The report documents well known, if somewhat unpleasant, facts: Jamaica has the highest homicide rate in the Caribbean and the third-highest murder rate worldwide in recent years, with about 60 murders per 100,000 inhabitants. Only El Salvador and Honduras have higher rates, with 66 and 82.1 murders respectively per 100,000 people. Also, Jamaica has the highest number of youth convicted of crime in the region.

Direct cost of crime was US$529 million (J$46.5 billion) in 2005; missed tourism earnings was just over US$91 million. These, and other costs, amounted to as much as 3.21 per cent of Jamaica's gross domestic product (GDP).

Jamaica was not alone. "Overall, youth crime is costing Caricom countries between 2.8 and four per cent of GDP," stated the report, as it noted that the number of criminal gangs operating throughout the region is on the rise. Over the past 12 years, gang-related homicide has been increasing in all territories studied, with the exception of Barbados and Suriname.

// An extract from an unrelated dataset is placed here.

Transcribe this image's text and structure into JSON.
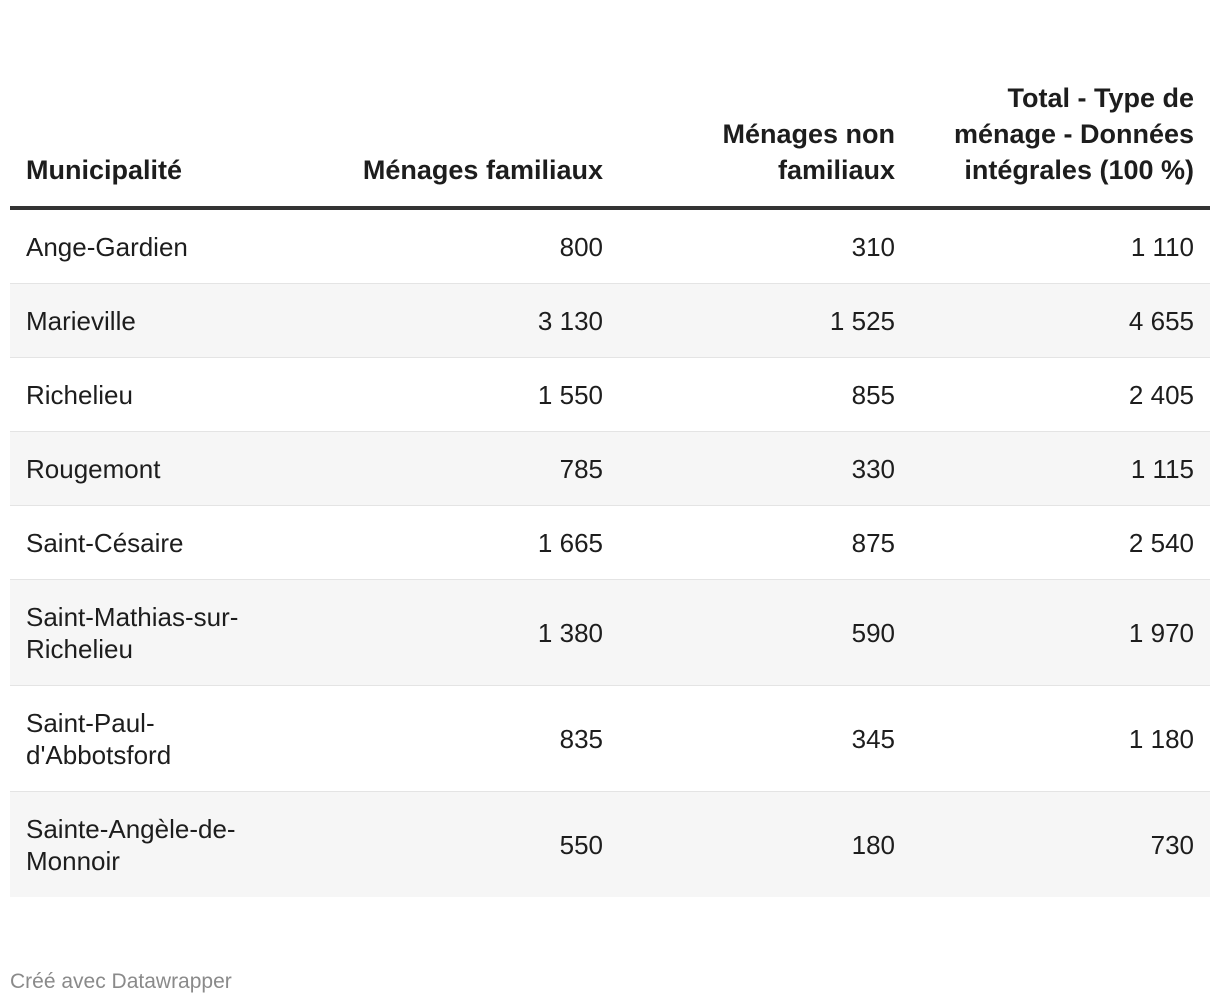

Latin America and the Caribbean, home to 8.5 per cent of the world population, accounted for 27 per cent of the world's homicides.

The human and material cost of crime in the region is catalogued in the UNDP Caribbean Human Development Report 2012, launched in Port-of-Spain, capital of Trinidad and Tobago, last Wednesday. It was the first time that the UN Development Programme (UNDP) focused its human development lens on the Caribbean.

The report, which draws on the expertise and experience of academics, researchers and policy makers across the region, includes findings from a large-scale survey among 11,555 citizens in Antigua and Barbuda, Barbados, Guyana, Jamaica, Saint Lucia, Suriname, and Trinidad and Tobago, the seven countries in the study.

A key message of the report is that Caribbean countries need to focus on a model of security based on the human development approach, whereby citizen security is paramount, rather than on the traditional state security model, whereby the protection of the state is the chief aim.